Grove City, PA. Christian journalist Rodney Clapp defines neoliberalism as a post-World War II variation of classical liberalism that encompasses “a panoply of cultural and political-economic practices that sets marketized competition at the center of social life–even as the sole ruler of social life.” Since the 1990s, journalists and academics have produced a flood of work on neoliberalism. Christian critiques have been less common, especially works by Protestant authors written for non-academic audiences. Consequently, Clapp’s Naming Neoliberalism is especially welcome. Clapp has written a thoughtful study of a subject American evangelicals have too often overlooked or handled uncritically.
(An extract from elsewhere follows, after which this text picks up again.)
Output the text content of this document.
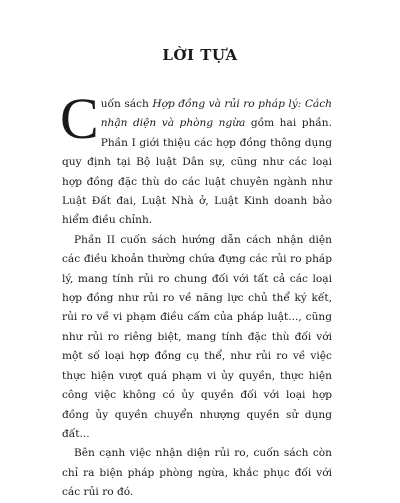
LỜI TỰA

Cuốn sách Hợp đồng và rủi ro pháp lý: Cách nhận diện và phòng ngừa gồm hai phần. Phần I giới thiệu các hợp đồng thông dụng quy định tại Bộ luật Dân sự, cũng như các loại hợp đồng đặc thù do các luật chuyên ngành như Luật Đất đai, Luật Nhà ở, Luật Kinh doanh bảo hiểm điều chỉnh.

Phần II cuốn sách hướng dẫn cách nhận diện các điều khoản thường chứa đựng các rủi ro pháp lý, mang tính rủi ro chung đối với tất cả các loại hợp đồng như rủi ro về năng lực chủ thể ký kết, rủi ro về vi phạm điều cấm của pháp luật..., cũng như rủi ro riêng biệt, mang tính đặc thù đối với một số loại hợp đồng cụ thể, như rủi ro về việc thực hiện vượt quá phạm vi ủy quyền, thực hiện công việc không có ủy quyền đối với loại hợp đồng ủy quyền chuyển nhượng quyền sử dụng đất...

Bên cạnh việc nhận diện rủi ro, cuốn sách còn chỉ ra biện pháp phòng ngừa, khắc phục đối với các rủi ro đó.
Clapp argues that the first essential step in developing a Christian critique of neoliberalism is simply to identify and name this ideology because it has become for most Westerners “the water we’re swimming in.” Given its extensive eighteenth- and nineteenth-century roots, historical analysis is very important in understanding contemporary neoliberalism. Classical liberals viewed humans primarily as individuals who existed to enjoy freedom–understood as a freedom from external coercion. Historical analysis can help Christians “denaturalize” the emergence of capitalism; that is, not assume that it was an inevitable natural product somehow beyond criticism. Through a quick survey of the rise of capitalism and its development during the Industrial Revolution, Clapp highlights its significant human costs. He agrees with historian Brad Gregory in The Unintended Reformation that Martin Luther contributed to a less communal, more competitive world by focusing on the interior spiritual life of the individual and thus internalizing charity. By the nineteenth century, evangelical Protestantism’s “privatization and individualization of faith” dovetailed nicely with the core themes of liberalism. Clapp does concede at least three substantial “boons” of the modern liberal regime–its promotion of equality of persons under the law, its desire for a peaceful common life, and its robust “suspicion of coercion.” Of course, today’s liberalism is a welfare state version with roots in New Deal reformism rather than the nineteenth-century variant.

Neoliberalism staked out a different path from reform liberalism, as a group of like-minded economists including Austrians Friedrich von Hayek and Ludwig von Mises attended the seminal 1947 meeting of the Mont Pelerin Society in Switzerland. They attacked the state planning and intervention promoted by socialists and reform liberals as inefficient and argued that market mechanisms were adequate. Adopting such a dogmatic approach freed governing elites or citizens from trying to discern the common good. Doing so helped them ignore questions about the moral telos or end of political society. By the 1990s, both major U.S. political parties championed neoliberal policies, with President Bill Clinton being nearly as enthusiastic a disciple as his Republican predecessors. Unfortunately, however, free trade, sweeping deregulation, and anti-unionism increased income inequality which soon returned to levels not seen since the 1920s. While middle- and lower-class salaries stagnated or declined, CEO salaries soared.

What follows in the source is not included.